La menace est d’autant plus grande pour un petit État insulaire comme l’île Maurice. À l’énorme défi du réchauffement climatique s’ajoute la forte pression exercée par les activités tant marines que terrestres sur les ressources côtières et marines. Certains facteurs de dégradation de cette biodiversité sont naturels, mais d’autres, d’origine anthropique, résultent de l’activité humaine. Il semble plus que nécessaire de freiner ce déclin à travers une gestion plus efficace, mais surtout une prise de conscience collective, afin de permettre un changement de mentalités et de comportements de tout un chacun.

Rogers est un acteur majeur du développement économique et social dans le pays depuis plus d’un siècle. Nous sommes fermement convaincus que la poursuite de ce développement est inextricablement tributaire de la viabilité environnementale. Notre pays dispose de ressources naturelles d’une valeur écologique immense, mais aussi d’une valeur socio- économique élevée qu’il nous faut préserver à tout prix. Le concept de développement durable et celui de la protection de l’environnement commencent d’ailleurs à faire leur chemin dans les entreprises mauriciennes.

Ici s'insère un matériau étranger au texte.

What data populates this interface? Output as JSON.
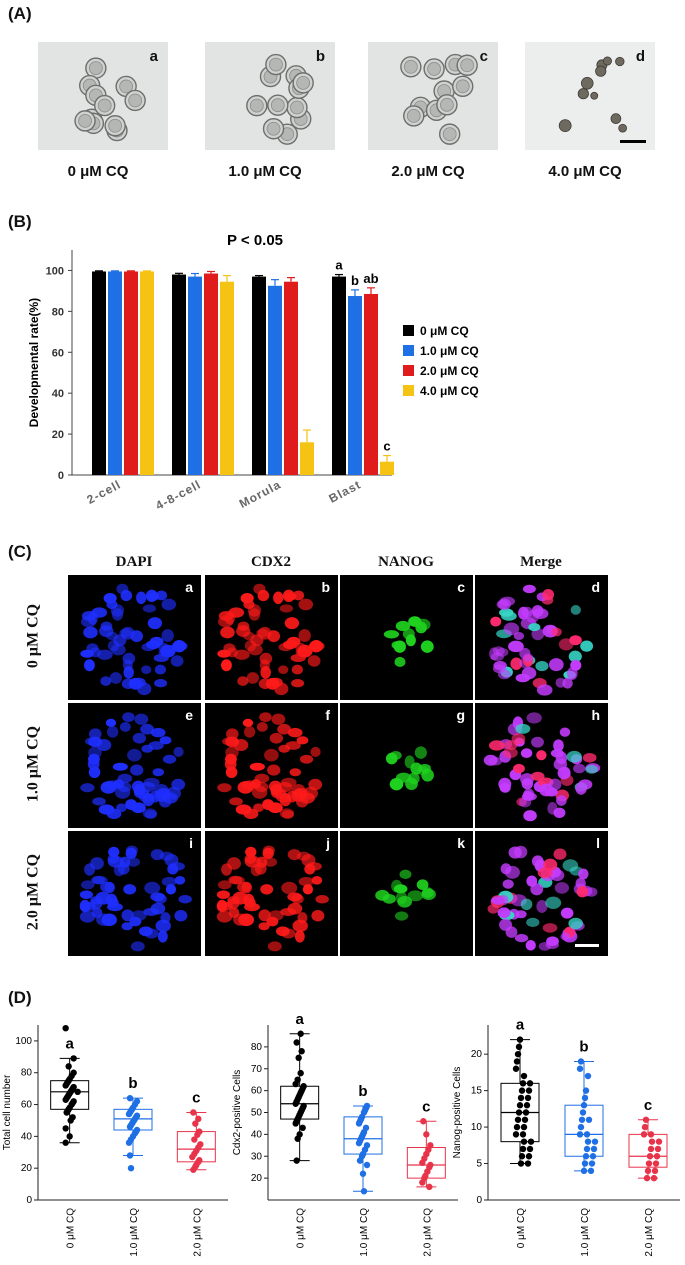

Notre groupe lui-même possède un riche patrimoine naturel et la pérennité de nos activités économiques en dépend grandement. Après un engagement fructueux dans la lutte contre le VIH/Sida de 2007 à 2013, nous avons décidé de recentrer nous efforts sur l’environnement côtier et marin de l’île en y consacrant une enveloppe de Rs 50 millions (environ € 1,2 million) et en appliquant une méthodologie qui a déjà fait ses preuves. Chacun de nos secteurs d’activité a choisi un domaine d’intervention et des actions concrètes sur une période de cinq ans pour apporter un changement tangible.

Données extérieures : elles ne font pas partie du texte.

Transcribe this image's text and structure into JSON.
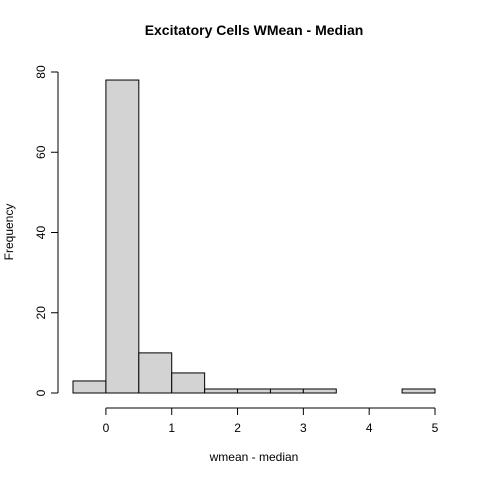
{
  "chart_data": {
    "type": "bar",
    "title": "Excitatory Cells WMean - Median",
    "xlabel": "wmean - median",
    "ylabel": "Frequency",
    "bins": [
      {
        "start": -0.5,
        "end": 0.0,
        "count": 3
      },
      {
        "start": 0.0,
        "end": 0.5,
        "count": 78
      },
      {
        "start": 0.5,
        "end": 1.0,
        "count": 10
      },
      {
        "start": 1.0,
        "end": 1.5,
        "count": 5
      },
      {
        "start": 1.5,
        "end": 2.0,
        "count": 1
      },
      {
        "start": 2.0,
        "end": 2.5,
        "count": 1
      },
      {
        "start": 2.5,
        "end": 3.0,
        "count": 1
      },
      {
        "start": 3.0,
        "end": 3.5,
        "count": 1
      },
      {
        "start": 3.5,
        "end": 4.0,
        "count": 0
      },
      {
        "start": 4.0,
        "end": 4.5,
        "count": 0
      },
      {
        "start": 4.5,
        "end": 5.0,
        "count": 1
      }
    ],
    "x_ticks": [
      0,
      1,
      2,
      3,
      4,
      5
    ],
    "y_ticks": [
      0,
      20,
      40,
      60,
      80
    ],
    "xlim": [
      -0.5,
      5.0
    ],
    "ylim": [
      0,
      80
    ],
    "bar_fill": "#d3d3d3",
    "bar_stroke": "#000000",
    "grid": false,
    "legend": "none"
  }
}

Ces initiatives relevant de la responsabilité environnementale, sociale, mais aussi économique de l’entreprise cadrent entièrement avec le projet Maurice Île Durable 5E (Énergie, Environnement, Emploi, Éducation, Équité). Elles peuvent aussi contribuer à un changement de mentalité et par effet d’émulation, mobiliser davantage d’énergies et de ressources pour ce vaste chantier qu’est l’environnement.

Nous apportons également notre contribution à l’effort de sensibilisation à travers le dossier principal de la présente édition de PRESENCE, qui traite le sujet de manière étayée, en sollicitant le point de vue d’une vingtaine d’interlocuteurs-clés tant au niveau national qu’international. Il en ressort que s’il existe déjà une prise de conscience chez les parties prenantes – tant les autorités publiques que les acteurs privés et organisations non gouvernementales – ce n’est cependant que de petits pas dans la bonne direction.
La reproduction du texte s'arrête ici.